Pour Alain Bergounioux, « la quatrième déclaration du siècle a voulu répondre à une situation nouvelle pour le socialisme français.
L’exercice du pouvoir dans la durée, en effet, a confronté le programme socialiste, établi dans les années 1970, aux réalités de la “ mondialisation ” capitaliste. Les années 1982-1983 ont constitué un tournant en invalidant une politique définie par la seule action de l’Etat national.
Les socialistes ont été amenés à mettre en œuvre pragmatiquement un autre “ équilibre ” politique, combinant une restructuration industrielle, une rigueur monétaire, des mesures sociales. Le congrès de Toulouse, en octobre 1985, fut l’objet d’un premier grand débat pour rendre compte des évolutions intervenues. La proposition de Michel Rocard de reécrire la déclaration de principes de 1971 fut acceptée. La cohabitation de 1986-1988, en donnant la priorité au combat politique, a interrompu cet effort. Le congrès de Lille, de 1987, fut tout entier tourné vers la prochaine élection présidentielle. Le travail proprement dit sur la déclaration fut repris à la fin de l’année 1989 dans la perspective du congrès de Rennes convoqué pour mars 1990.

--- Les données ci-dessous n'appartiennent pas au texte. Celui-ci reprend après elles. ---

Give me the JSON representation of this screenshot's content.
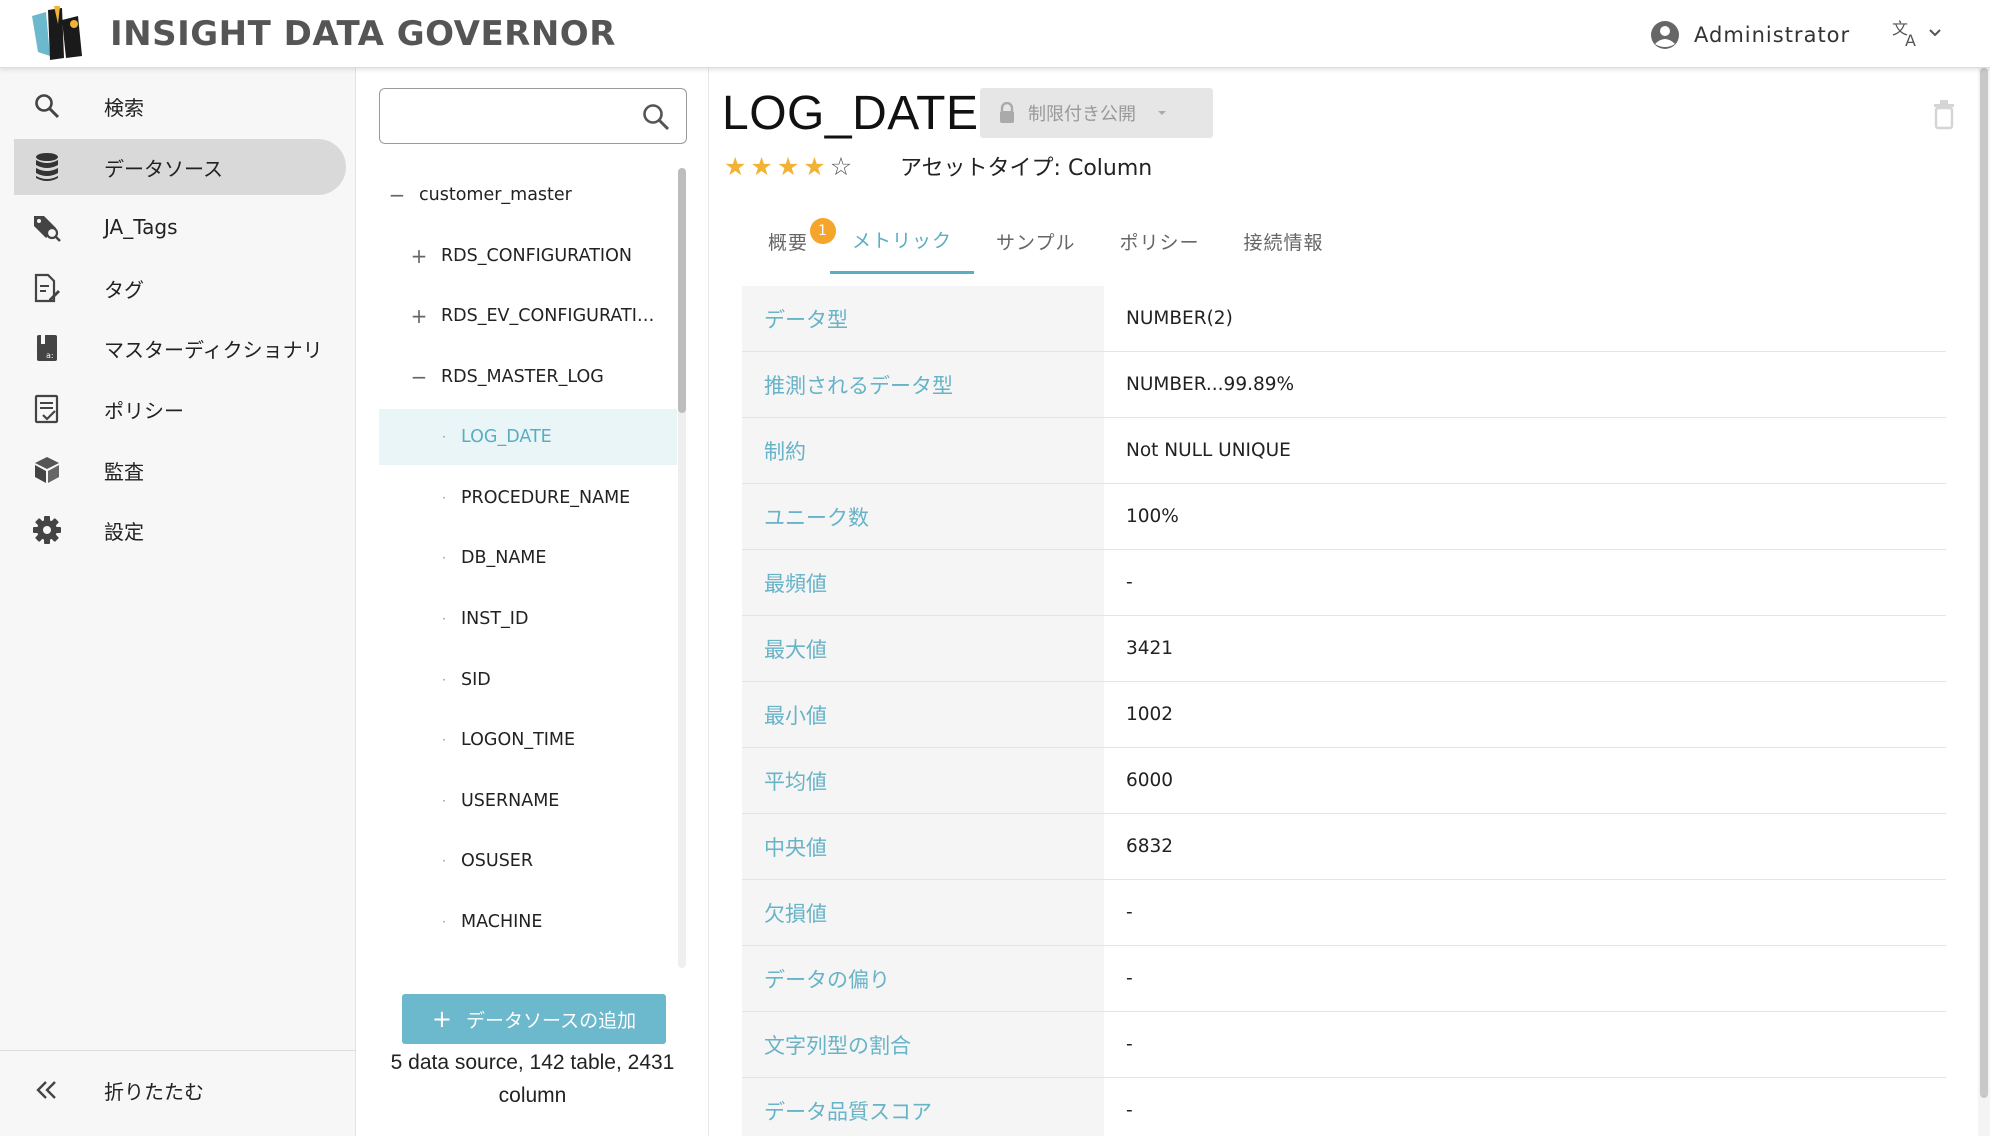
{
  "header": {
    "app_title": "INSIGHT DATA GOVERNOR",
    "user_name": "Administrator"
  },
  "sidebar": {
    "items": [
      {
        "label": "検索",
        "icon": "search-icon"
      },
      {
        "label": "データソース",
        "icon": "database-icon",
        "active": true
      },
      {
        "label": "JA_Tags",
        "icon": "tag-search-icon"
      },
      {
        "label": "タグ",
        "icon": "document-edit-icon"
      },
      {
        "label": "マスターディクショナリ",
        "icon": "dictionary-icon"
      },
      {
        "label": "ポリシー",
        "icon": "policy-icon"
      },
      {
        "label": "監査",
        "icon": "audit-box-icon"
      },
      {
        "label": "設定",
        "icon": "gear-icon"
      }
    ],
    "collapse_label": "折りたたむ"
  },
  "tree": {
    "search": {
      "value": "",
      "placeholder": ""
    },
    "items": [
      {
        "label": "customer_master",
        "toggle": "−",
        "level": 0
      },
      {
        "label": "RDS_CONFIGURATION",
        "toggle": "+",
        "level": 1
      },
      {
        "label": "RDS_EV_CONFIGURATI…",
        "toggle": "+",
        "level": 1
      },
      {
        "label": "RDS_MASTER_LOG",
        "toggle": "−",
        "level": 1
      },
      {
        "label": "LOG_DATE",
        "toggle": "·",
        "level": 2,
        "selected": true
      },
      {
        "label": "PROCEDURE_NAME",
        "toggle": "·",
        "level": 2
      },
      {
        "label": "DB_NAME",
        "toggle": "·",
        "level": 2
      },
      {
        "label": "INST_ID",
        "toggle": "·",
        "level": 2
      },
      {
        "label": "SID",
        "toggle": "·",
        "level": 2
      },
      {
        "label": "LOGON_TIME",
        "toggle": "·",
        "level": 2
      },
      {
        "label": "USERNAME",
        "toggle": "·",
        "level": 2
      },
      {
        "label": "OSUSER",
        "toggle": "·",
        "level": 2
      },
      {
        "label": "MACHINE",
        "toggle": "·",
        "level": 2
      }
    ],
    "add_button_label": "データソースの追加",
    "summary": "5 data source, 142 table, 2431 column"
  },
  "asset": {
    "title": "LOG_DATE",
    "access_label": "制限付き公開",
    "rating": 4,
    "rating_max": 5,
    "asset_type": "アセットタイプ: Column"
  },
  "tabs": [
    {
      "label": "概要",
      "badge": "1"
    },
    {
      "label": "メトリック",
      "active": true
    },
    {
      "label": "サンプル"
    },
    {
      "label": "ポリシー"
    },
    {
      "label": "接続情報"
    }
  ],
  "metrics": [
    {
      "label": "データ型",
      "value": "NUMBER(2)"
    },
    {
      "label": "推測されるデータ型",
      "value": "NUMBER...99.89%"
    },
    {
      "label": "制約",
      "value": "Not NULL UNIQUE"
    },
    {
      "label": "ユニーク数",
      "value": "100%"
    },
    {
      "label": "最頻値",
      "value": "-"
    },
    {
      "label": "最大値",
      "value": "3421"
    },
    {
      "label": "最小値",
      "value": "1002"
    },
    {
      "label": "平均値",
      "value": "6000"
    },
    {
      "label": "中央値",
      "value": "6832"
    },
    {
      "label": "欠損値",
      "value": "-"
    },
    {
      "label": "データの偏り",
      "value": "-"
    },
    {
      "label": "文字列型の割合",
      "value": "-"
    },
    {
      "label": "データ品質スコア",
      "value": "-"
    }
  ],
  "colors": {
    "accent": "#5aaec3",
    "button": "#6cb8cc",
    "star": "#f2b233",
    "badge": "#f5a52a"
  }
}
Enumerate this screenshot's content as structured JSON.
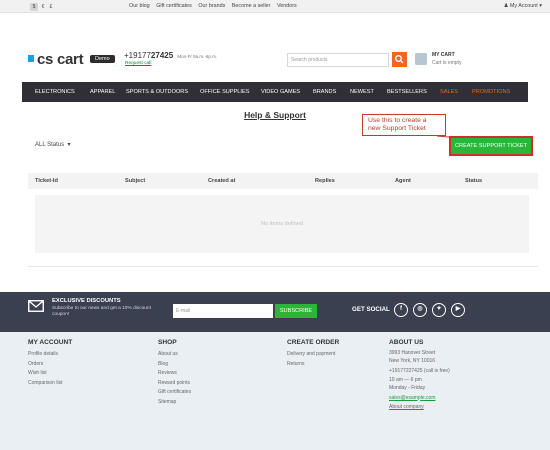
{
  "topbar": {
    "currencies": [
      "$",
      "€",
      "£"
    ],
    "links": [
      "Our blog",
      "Gift certificates",
      "Our brands",
      "Become a seller",
      "Vendors"
    ],
    "account": "My Account"
  },
  "header": {
    "logo": "cs cart",
    "demo_badge": "Demo",
    "phone_prefix": "+19177",
    "phone_bold": "27425",
    "hours": "Mon-Fr 9a.m.-6p.m.",
    "request_call": "Request call",
    "search_placeholder": "Search products",
    "cart_title": "MY CART",
    "cart_status": "Cart is empty"
  },
  "nav": [
    "ELECTRONICS",
    "APPAREL",
    "SPORTS & OUTDOORS",
    "OFFICE SUPPLIES",
    "VIDEO GAMES",
    "BRANDS",
    "NEWEST",
    "BESTSELLERS",
    "SALES",
    "PROMOTIONS"
  ],
  "page": {
    "title": "Help & Support",
    "callout": "Use this to create a new Support Ticket",
    "filter": "ALL Status",
    "create_button": "CREATE SUPPORT TICKET",
    "columns": [
      "Ticket-Id",
      "Subject",
      "Created at",
      "Replies",
      "Agent",
      "Status"
    ],
    "empty_text": "No items defined"
  },
  "newsletter": {
    "title": "EXCLUSIVE DISCOUNTS",
    "subtitle": "Subscribe to our news and get a 10% discount coupon!",
    "email_placeholder": "E-mail",
    "subscribe": "SUBSCRIBE",
    "social_label": "GET SOCIAL"
  },
  "footer": {
    "account": {
      "title": "MY ACCOUNT",
      "links": [
        "Profile details",
        "Orders",
        "Wish list",
        "Comparison list"
      ]
    },
    "shop": {
      "title": "SHOP",
      "links": [
        "About us",
        "Blog",
        "Reviews",
        "Reward points",
        "Gift certificates",
        "Sitemap"
      ]
    },
    "order": {
      "title": "CREATE ORDER",
      "links": [
        "Delivery and payment",
        "Returns"
      ]
    },
    "about": {
      "title": "ABOUT US",
      "address1": "3993 Hanover Street",
      "address2": "New York, NY 10016",
      "phone": "+19177227425 (call is free)",
      "hours1": "10 am — 6 pm",
      "hours2": "Monday - Friday",
      "email": "sales@example.com",
      "company": "About company"
    }
  }
}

A la demande de Pierre Mauroy, une commission représentant l’ensemble des contributions déposées pour le congrès de Rennes travailla pendant deux mois.
Un accord put se faire entre les représentants de huit contributions sur neuf. “ Socialisme et République ” de Jean-Pierre Chevènement déposa son propre texte. Le point de clivage portait sur l’Europe : Socialisme et République refusait de mentionner l’existence de la Communauté européenne et mettait l’accent sur “ la Communauté nationale ”. Le texte majoritaire a apporté des modifications importantes tant sur le fond comme dans la forme.
Le Parti se définissait désormais comme “ un parti de transformation sociale ”. Il revendiquait une “ société d’économie mixte qui, sans méconnaître les règles du marché, fournisse à la puissance publique et aux acteurs sociaux les moyens de réaliser des objectifs conformes à l’intérêt général ”.